Identify the oxidizing agent and reducing agent in the reaction \(\mathrm{IO}_{4}^{-}+7 \mathrm{I}^{-}+8 \mathrm{H}^{+} \rightarrow 4 \mathrm{I}_{2}+4 \mathrm{H}_{2} \mathrm{O}\)

The species involved in the reaction are \(\mathrm{IO}_{4}^{-}\), \(\mathrm{I}^{-}\), \(\mathrm{I}_{2}\), \(\mathrm{H}_{2}\mathrm{O}\), and \(\mathrm{H}^{+}\). We need to find the initial and final oxidation states of iodine in each of these species. We can ignore hydrogen and oxygen as they aren't involved in the redox process in this case. Initial oxidation states: - \(\mathrm{IO}_{4}^{-}\): Iodine has an oxidation state of +7 - \(\mathrm{I}^{-}\): Iodine has an oxidation state of -1 Final oxidation states: - \(\mathrm{I}_{2}\): Iodine has an oxidation state of 0 - \(\mathrm{H}_{2}\mathrm{O}\): Oxygen and hydrogen have oxidation states of -2 and +1, respectively, and there is no iodine in this compound, so we can ignore it.

Oxidation is the process of losing electrons, while reduction is the process of gaining electrons. Now, let's look at the change in oxidation states of the iodine in each species: - \(\mathrm{IO}_{4}^{-}\): Iodine's oxidation state goes from +7 to 0 in \(\mathrm{I}_{2}\). This is a decrease of 7, meaning it gains 7 electrons (reduction process). - \(\mathrm{I}^{-}\): Iodine's oxidation state goes from -1 to 0 in \(\mathrm{I}_{2}\). This is an increase of 1, meaning it loses 1 electron (oxidation process).

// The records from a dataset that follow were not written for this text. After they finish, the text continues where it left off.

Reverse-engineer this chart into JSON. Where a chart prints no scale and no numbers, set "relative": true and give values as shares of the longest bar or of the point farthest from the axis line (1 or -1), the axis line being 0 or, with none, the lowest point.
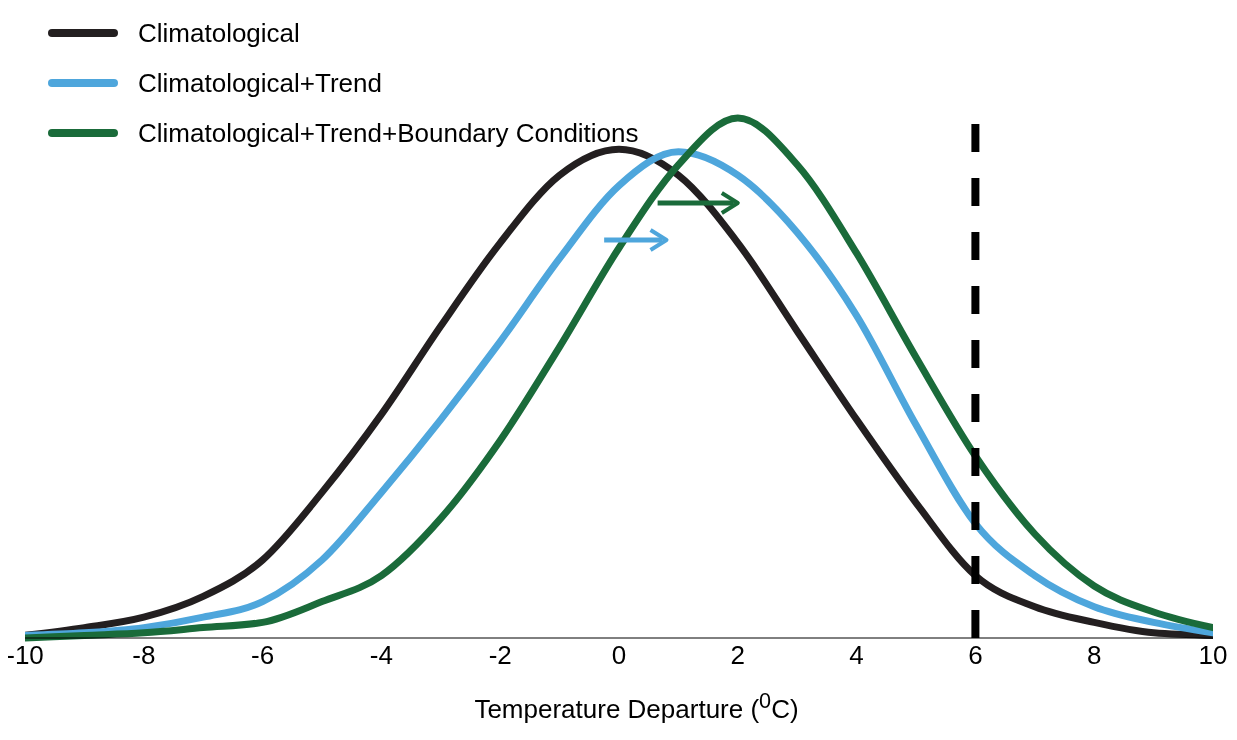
{
  "chart_data": {
    "type": "line",
    "xlabel": "Temperature Departure ($^{0}$C)",
    "relative": true,
    "legend": "top left",
    "marker": "none",
    "line_style": "solid",
    "x": [
      -10,
      -9,
      -8,
      -7,
      -6,
      -5,
      -4,
      -3,
      -2,
      -1,
      0,
      1,
      2,
      3,
      4,
      5,
      6,
      7,
      8,
      9,
      10
    ],
    "xlim": [
      -10,
      10
    ],
    "xticks": [
      -10,
      -8,
      -6,
      -4,
      -2,
      0,
      2,
      4,
      6,
      8,
      10
    ],
    "series": [
      {
        "name": "Climatological",
        "color": "#231f20",
        "values": [
          0.005,
          0.02,
          0.04,
          0.08,
          0.15,
          0.28,
          0.43,
          0.6,
          0.76,
          0.89,
          0.94,
          0.89,
          0.76,
          0.59,
          0.42,
          0.26,
          0.12,
          0.06,
          0.03,
          0.01,
          0.005
        ]
      },
      {
        "name": "Climatological+Trend",
        "color": "#4ea6dc",
        "values": [
          0.005,
          0.01,
          0.02,
          0.04,
          0.07,
          0.15,
          0.28,
          0.42,
          0.57,
          0.73,
          0.87,
          0.935,
          0.89,
          0.78,
          0.62,
          0.41,
          0.22,
          0.12,
          0.06,
          0.03,
          0.01
        ]
      },
      {
        "name": "Climatological+Trend+Boundary Conditions",
        "color": "#1a6b3a",
        "values": [
          0,
          0.005,
          0.01,
          0.02,
          0.03,
          0.07,
          0.12,
          0.23,
          0.38,
          0.56,
          0.75,
          0.91,
          1,
          0.91,
          0.74,
          0.54,
          0.35,
          0.2,
          0.1,
          0.05,
          0.02
        ]
      }
    ],
    "ref_lines": [
      {
        "axis": "x",
        "value": 6,
        "color": "#000000",
        "line_style": "dashed"
      }
    ]
  }
}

Based on the changes in oxidation states, we can now identify the oxidizing and reducing agents: - Oxidizing agent: The species that gets reduced (gains electrons) is the oxidizing agent. In this case, \(\mathrm{IO}_{4}^{-}\) is the oxidizing agent, as its iodine goes from an oxidation state of +7 to 0. - Reducing agent: The species that gets oxidized (loses electrons) is the reducing agent. In this case, \(\mathrm{I}^{-}\) is the reducing agent, as its iodine goes from an oxidation state of -1 to 0. So, the oxidizing agent is \(\mathrm{IO}_{4}^{-}\), and the reducing agent is \(\mathrm{I}^{-}\).